For those who do not know the background to this programme, the downselected flying prototypes for the FLRAA programme comprise the Sikorsky-Boeing DefiantX, a compound co-axial rotorcraft, and the V-280 Valor tiltrotor from Bell. Both contenders have a history of development and designs around their particular platform design.
FARA
The contenders for the Future Attack Reconnaissance Aircraft (FARA) programme are once again Lockheed Martin Sikorsky with Raider X and Bell with its Invictus 360, a design based on its civil Bell 525 helicopter. This is not a tiltrotor.
Colonel Greg Fortier, project manager, FARA, also speaking at the VFS event in May, said that FARA was on the same development track as FLRAA with a Milestone B in 2024 and a target of first unit equipped in 2030. However, the later starting time for the FARA programme (in 2019) “was that they could leverage work already done by the Cross Functional Team (CFT) and JMR TD before it.

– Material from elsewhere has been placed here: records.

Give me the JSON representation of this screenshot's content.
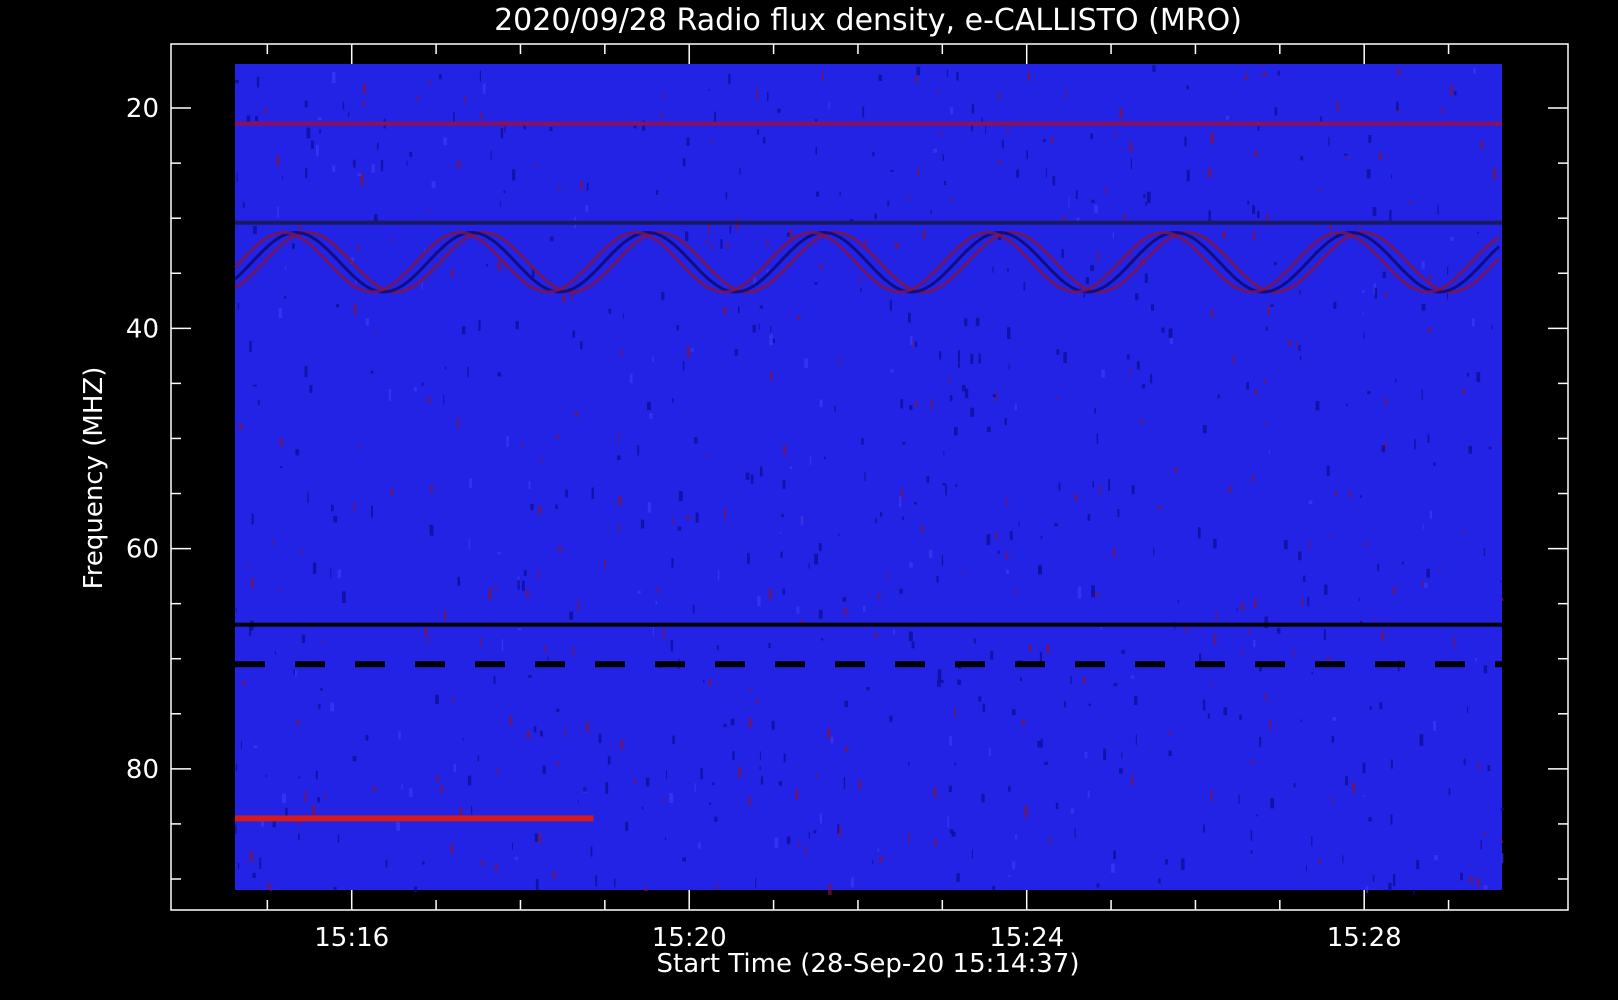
{
  "chart_data": {
    "type": "heatmap",
    "title": "2020/09/28  Radio flux density, e-CALLISTO (MRO)",
    "xlabel": "Start Time (28-Sep-20 15:14:37)",
    "ylabel": "Frequency (MHZ)",
    "x_unit": "time (HH:MM)",
    "xlim": [
      "15:14:37",
      "15:29:38"
    ],
    "ylim": [
      91.0,
      16.0
    ],
    "y_inverted": true,
    "x_ticks": [
      "15:16",
      "15:20",
      "15:24",
      "15:28"
    ],
    "y_ticks": [
      20,
      40,
      60,
      80
    ],
    "colormap": [
      "#000000",
      "#0a0aa0",
      "#2222ee",
      "#8a1060",
      "#d41a1a",
      "#ff8a2a"
    ],
    "features": [
      {
        "kind": "interference band",
        "freq_mhz": 21.5,
        "color": "#8a1060"
      },
      {
        "kind": "interference band",
        "freq_mhz": 30.5,
        "color": "#1a1a60"
      },
      {
        "kind": "wavy modulation",
        "freq_range_mhz": [
          31,
          37
        ]
      },
      {
        "kind": "strong band (early segment)",
        "freq_mhz": 84.5,
        "time_range": [
          "15:14:37",
          "15:18:52"
        ],
        "color": "#d41a1a"
      },
      {
        "kind": "dark band",
        "freq_mhz": 67.0,
        "time_range": [
          "15:14:37",
          "15:29:38"
        ]
      },
      {
        "kind": "dashed dark band",
        "freq_mhz": 70.5,
        "time_range": [
          "15:14:37",
          "15:29:38"
        ]
      }
    ]
  }
}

“We are aware the Army has tried this three times before [the Boeing–Sikorsky RAH-66 Comanche, Bell’s Armed Reconnaissance Helicopter ARH-70 Arapaho, and Armed Aerial Scout – multiple contenders], and we are doing this so much differently than before,” said Fortier. “We need to experiment, prototype and demonstrate a next generation air vehicle as quickly as we can. We have two roles: get the demonstrators flying by FY23 … and we are just south of halfway complete which is quite remarkable when you think contract was only awarded in FY19.”
“Not having the luxury of a competitive demonstration and risk reduction phase, we are somewhat overlapping them,” said Fortier. For the last 21 months the FARA team has been understanding the designs and their technical maturity, as well as understanding what adjustments need to be made towards the next iteration. This will feed into a draught RfP then full RfP to industry asking for flight data and weapons systems designs.
The rapid pace of the programme means that prototypes need to fly in FY23 to get into an EMD [engineering & manufacturing development] phase as quickly as possible to deliver in 2030. “We have a two year window to conclude the risk reduction activities outside of a formal competitive demonstration, but using events such as Project Convergence 20 and 21 (an ongoing campaign of learning that brings together new and developing technologies from across the Army) and also the specifically aviation focused EDGE 21 event (Experimental Demonstration Gateway Exercise) which was held at the Dugway Proving Ground, Utah. “We have been intertwined with the CFT, S&T partners to really understand the analysis and update the facts and assumptions. “We finished run-ups in March/April to get the A-CCD (Abbreviated – Capabilities Development Document) through the AROC (Army Requirements Oversight Committee) – validates the designs of the two proposed contenders – and got positive feedback,” said Fortier.